Text is the most important part of any adventure, and Anita Sinclair of Scrolls assured me that the parser, vocabulary, and complexity of plot, takes absolute priority. You might be forgiven for doubting that when you see the graphics! For these, believe it or not, make even those of The Pawn look crude in comparison!

In the same roll-down style which sets them apart, many pictures have infinitely more detail than ever before seen in an adventure. These is the castle lounge, for example, with the sun streaming in through the arched windows, throwing a subtle band of shadow across the beige wall. You can even decide whether the pattern in the carpet, upon which stands a very ornate table, is to your liking!

The Guild Of Thieves

Whilst the Amiga has a graphics capability superior to that of the Atari ST, apart from the 'special' title screen, Amiga owners will get pictures identical to those on the ST. The ST is the machine used to produce the basic 16-bit pictures, and Magnetic Scrolls are so satisfied with the quality, they feel there is little point in using the Amiga for development - a machine which they find infuriatingly clumsy to use at times.
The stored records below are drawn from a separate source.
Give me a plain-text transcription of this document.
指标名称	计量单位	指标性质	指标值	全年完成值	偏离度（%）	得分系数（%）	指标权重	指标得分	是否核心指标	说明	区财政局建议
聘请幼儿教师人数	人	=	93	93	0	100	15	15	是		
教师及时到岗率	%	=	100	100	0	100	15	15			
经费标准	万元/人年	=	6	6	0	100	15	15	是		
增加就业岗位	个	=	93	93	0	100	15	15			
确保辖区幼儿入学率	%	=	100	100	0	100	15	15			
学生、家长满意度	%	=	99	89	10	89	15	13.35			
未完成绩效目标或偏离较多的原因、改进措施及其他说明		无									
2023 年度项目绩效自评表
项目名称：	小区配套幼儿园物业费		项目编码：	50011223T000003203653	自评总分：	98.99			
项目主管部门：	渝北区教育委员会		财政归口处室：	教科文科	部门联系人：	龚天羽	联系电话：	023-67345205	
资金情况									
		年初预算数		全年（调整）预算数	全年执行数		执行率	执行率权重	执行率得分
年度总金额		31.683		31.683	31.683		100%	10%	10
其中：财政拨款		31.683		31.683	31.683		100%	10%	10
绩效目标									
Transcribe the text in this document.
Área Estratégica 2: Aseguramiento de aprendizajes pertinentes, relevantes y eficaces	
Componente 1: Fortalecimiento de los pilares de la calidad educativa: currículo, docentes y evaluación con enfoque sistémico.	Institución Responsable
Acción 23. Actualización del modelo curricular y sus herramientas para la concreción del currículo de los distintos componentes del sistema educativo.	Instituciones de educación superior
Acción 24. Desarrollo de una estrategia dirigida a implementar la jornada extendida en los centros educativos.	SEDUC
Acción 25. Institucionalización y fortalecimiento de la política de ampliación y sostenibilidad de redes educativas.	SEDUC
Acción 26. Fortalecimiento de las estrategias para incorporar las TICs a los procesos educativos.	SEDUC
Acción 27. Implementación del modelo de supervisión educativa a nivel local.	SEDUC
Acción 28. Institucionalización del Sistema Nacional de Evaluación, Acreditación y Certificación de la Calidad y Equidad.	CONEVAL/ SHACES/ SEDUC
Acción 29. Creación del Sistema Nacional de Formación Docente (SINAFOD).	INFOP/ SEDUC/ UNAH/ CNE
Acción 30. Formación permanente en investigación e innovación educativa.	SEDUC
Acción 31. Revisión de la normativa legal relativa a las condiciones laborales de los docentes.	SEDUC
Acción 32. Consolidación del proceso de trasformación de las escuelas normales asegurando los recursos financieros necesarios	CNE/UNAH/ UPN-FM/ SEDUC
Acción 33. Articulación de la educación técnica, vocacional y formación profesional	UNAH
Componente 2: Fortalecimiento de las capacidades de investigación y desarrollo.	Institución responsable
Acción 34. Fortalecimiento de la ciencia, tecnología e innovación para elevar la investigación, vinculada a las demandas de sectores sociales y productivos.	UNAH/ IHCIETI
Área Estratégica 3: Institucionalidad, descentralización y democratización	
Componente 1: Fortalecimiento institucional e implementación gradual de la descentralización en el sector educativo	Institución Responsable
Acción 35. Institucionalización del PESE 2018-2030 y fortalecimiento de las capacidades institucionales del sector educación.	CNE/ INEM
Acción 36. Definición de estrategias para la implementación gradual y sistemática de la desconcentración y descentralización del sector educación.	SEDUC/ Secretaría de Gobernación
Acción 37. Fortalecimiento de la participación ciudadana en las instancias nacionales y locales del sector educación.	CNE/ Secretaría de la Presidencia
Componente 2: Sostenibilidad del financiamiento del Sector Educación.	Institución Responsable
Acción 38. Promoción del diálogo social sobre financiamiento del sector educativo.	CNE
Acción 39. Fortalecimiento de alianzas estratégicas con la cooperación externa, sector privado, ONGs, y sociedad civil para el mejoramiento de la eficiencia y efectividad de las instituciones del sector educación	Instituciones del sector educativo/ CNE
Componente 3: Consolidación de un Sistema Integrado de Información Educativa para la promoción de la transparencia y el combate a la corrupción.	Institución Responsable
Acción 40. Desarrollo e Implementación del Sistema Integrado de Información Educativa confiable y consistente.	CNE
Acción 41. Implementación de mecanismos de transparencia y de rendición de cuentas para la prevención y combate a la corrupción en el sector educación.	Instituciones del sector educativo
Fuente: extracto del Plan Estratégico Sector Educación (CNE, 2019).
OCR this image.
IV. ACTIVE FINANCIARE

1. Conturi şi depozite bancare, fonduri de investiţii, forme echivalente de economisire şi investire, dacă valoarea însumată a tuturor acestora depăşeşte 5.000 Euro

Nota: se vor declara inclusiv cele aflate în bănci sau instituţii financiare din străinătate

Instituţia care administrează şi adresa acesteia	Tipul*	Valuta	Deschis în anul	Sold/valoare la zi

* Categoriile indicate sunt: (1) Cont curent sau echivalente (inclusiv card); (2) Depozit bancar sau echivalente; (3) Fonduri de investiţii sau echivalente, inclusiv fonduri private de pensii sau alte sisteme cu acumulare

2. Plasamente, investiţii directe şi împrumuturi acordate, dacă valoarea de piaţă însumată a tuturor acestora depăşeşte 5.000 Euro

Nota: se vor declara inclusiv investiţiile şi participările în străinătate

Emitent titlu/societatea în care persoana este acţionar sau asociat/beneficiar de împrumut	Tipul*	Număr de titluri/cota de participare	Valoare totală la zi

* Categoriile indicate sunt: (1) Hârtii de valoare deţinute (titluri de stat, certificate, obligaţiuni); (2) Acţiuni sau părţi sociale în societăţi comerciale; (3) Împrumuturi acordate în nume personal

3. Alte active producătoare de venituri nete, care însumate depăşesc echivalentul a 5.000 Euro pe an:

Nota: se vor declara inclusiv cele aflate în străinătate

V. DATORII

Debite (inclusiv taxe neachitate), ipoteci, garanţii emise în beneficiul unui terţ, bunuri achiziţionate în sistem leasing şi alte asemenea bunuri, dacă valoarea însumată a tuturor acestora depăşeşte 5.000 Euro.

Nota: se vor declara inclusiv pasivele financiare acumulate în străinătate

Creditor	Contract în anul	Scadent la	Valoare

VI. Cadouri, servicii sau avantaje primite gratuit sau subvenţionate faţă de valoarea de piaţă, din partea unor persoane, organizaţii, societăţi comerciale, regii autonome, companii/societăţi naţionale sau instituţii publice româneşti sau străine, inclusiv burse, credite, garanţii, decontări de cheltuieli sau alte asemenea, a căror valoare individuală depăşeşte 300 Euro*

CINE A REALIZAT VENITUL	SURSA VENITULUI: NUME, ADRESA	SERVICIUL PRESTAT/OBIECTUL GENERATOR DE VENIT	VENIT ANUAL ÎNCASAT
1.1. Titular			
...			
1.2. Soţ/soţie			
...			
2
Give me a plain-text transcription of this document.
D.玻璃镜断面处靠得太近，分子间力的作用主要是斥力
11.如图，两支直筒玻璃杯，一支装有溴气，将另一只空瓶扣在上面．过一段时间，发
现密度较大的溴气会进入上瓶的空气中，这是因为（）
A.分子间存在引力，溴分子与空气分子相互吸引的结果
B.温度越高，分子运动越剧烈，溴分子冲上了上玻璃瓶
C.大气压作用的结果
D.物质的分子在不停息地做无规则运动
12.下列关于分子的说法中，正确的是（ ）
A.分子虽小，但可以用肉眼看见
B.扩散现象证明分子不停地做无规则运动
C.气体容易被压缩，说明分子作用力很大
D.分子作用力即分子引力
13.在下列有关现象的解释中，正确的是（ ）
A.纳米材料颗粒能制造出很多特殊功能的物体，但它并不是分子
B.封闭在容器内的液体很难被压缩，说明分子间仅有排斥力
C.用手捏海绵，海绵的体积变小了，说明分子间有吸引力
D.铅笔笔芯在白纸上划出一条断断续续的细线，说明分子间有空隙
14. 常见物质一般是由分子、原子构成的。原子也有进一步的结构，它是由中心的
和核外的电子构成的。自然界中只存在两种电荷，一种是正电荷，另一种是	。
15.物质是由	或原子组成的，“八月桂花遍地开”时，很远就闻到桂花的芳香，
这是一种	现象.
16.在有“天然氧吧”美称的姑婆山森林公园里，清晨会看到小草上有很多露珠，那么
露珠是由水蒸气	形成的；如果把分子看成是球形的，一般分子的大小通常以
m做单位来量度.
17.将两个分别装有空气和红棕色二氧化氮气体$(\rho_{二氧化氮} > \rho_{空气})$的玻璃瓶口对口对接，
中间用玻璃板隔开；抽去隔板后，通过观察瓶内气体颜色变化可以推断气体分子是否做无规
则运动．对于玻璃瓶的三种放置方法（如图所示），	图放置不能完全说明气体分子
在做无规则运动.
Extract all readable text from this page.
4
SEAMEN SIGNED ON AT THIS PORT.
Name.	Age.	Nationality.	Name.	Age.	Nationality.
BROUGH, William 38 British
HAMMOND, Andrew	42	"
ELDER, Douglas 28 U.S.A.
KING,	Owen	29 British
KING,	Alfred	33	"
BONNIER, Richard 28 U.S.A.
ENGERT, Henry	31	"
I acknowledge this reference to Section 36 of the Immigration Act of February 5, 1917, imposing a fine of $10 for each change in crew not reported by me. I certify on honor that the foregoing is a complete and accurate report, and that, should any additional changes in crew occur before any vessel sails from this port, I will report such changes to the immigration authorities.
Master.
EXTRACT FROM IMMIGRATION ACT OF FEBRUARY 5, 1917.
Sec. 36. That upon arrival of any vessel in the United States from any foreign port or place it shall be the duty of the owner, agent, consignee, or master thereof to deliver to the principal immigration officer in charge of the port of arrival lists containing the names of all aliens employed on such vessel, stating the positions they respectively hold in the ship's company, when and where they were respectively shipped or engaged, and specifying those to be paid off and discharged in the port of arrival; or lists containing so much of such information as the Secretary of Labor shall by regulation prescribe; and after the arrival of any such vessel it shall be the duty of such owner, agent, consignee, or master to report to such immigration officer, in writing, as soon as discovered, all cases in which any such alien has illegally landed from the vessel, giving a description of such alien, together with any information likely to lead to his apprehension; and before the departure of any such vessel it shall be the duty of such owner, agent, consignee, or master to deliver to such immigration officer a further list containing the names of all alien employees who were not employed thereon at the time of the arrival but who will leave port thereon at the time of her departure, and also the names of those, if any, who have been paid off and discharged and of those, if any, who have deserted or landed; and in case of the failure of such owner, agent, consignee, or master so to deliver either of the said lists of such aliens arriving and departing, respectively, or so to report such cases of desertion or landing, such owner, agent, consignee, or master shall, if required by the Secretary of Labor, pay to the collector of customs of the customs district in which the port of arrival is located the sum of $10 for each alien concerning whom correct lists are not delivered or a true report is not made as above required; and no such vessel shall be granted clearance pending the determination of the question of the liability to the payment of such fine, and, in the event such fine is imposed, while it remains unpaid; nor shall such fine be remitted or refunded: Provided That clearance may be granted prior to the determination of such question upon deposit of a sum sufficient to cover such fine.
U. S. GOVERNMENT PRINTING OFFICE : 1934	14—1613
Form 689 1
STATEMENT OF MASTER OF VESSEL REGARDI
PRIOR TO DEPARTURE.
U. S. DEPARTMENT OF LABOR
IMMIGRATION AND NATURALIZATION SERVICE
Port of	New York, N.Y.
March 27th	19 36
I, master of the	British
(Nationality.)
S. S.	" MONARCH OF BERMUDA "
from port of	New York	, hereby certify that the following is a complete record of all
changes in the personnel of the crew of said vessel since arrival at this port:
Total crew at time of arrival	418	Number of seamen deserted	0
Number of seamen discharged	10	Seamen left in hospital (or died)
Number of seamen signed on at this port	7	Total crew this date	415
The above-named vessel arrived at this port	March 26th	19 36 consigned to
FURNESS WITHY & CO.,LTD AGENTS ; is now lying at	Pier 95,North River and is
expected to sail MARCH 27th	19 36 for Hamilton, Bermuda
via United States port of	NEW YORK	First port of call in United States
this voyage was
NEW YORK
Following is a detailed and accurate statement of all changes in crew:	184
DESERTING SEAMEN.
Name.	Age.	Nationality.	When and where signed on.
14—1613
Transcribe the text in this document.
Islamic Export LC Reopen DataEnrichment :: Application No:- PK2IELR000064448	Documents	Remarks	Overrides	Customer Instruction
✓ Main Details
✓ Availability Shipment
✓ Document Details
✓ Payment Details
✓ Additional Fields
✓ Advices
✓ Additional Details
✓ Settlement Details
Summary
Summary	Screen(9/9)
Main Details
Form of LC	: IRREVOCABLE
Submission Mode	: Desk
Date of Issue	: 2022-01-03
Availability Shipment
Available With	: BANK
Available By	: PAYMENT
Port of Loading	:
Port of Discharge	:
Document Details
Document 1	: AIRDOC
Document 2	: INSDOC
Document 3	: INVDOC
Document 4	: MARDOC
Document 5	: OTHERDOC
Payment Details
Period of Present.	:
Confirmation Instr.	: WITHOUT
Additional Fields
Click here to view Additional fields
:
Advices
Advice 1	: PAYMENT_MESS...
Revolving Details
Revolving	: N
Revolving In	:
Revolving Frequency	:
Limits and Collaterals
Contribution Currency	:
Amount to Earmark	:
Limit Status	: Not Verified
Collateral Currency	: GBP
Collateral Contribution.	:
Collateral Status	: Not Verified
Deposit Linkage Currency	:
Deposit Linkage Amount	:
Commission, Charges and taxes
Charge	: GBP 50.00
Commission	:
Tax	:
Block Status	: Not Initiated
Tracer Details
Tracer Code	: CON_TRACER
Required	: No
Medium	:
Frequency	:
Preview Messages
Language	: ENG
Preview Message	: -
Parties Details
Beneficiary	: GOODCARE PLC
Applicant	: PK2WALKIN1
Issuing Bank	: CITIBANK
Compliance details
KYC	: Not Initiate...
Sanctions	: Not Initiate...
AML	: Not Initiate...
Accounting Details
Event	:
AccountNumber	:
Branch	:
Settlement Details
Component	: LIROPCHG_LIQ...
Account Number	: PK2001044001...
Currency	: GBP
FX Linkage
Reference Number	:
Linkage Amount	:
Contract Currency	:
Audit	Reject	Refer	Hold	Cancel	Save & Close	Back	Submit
Geoff Quailley, who illustrated The Pawn, is responsible for the pictures. The C64 pictures are copied from Geoff's Amiga originals by artist Tristram Humphries. These have a different style, and again, far more detail and colour, than those on C64 Pawn. This is achieved by something of an optical illusion, creating the effect of colours that don't exist on the C64 by using tiny points of different colours close together - a most time-consuming but worthwhile effort.

The Guild Of Thieves adventure itself was developed on a VAX, and has been in the making since before even The Pawn became available on the Sinclair QL, way back in late 1985. Expect both Amiga and C64 versions to be available very soon after its initial release. It will come in the usual Rainbird high-quality blue box, complete with a glossy novella, and instructions.

If you own a system on which it can be played - go out and buy it! Even at the relatively high price compared with tape games, it's extremely good value, for there is simply so much in it, so many puzzles to crack. None of them are so mind-bendingly impossible that you are likely to become frustrated and give up.

Well, except, perhaps the dice problem. Or that macaw who won't co-operate. Or perhaps the ice constrictor who keeps squeezing me to death. That reminds me, how am I to practise black magic? Oh yes, and then there's a little matter of the safe with no key, and that pre-historic bird, and... Nothing much really - certainly an adventure to enjoy!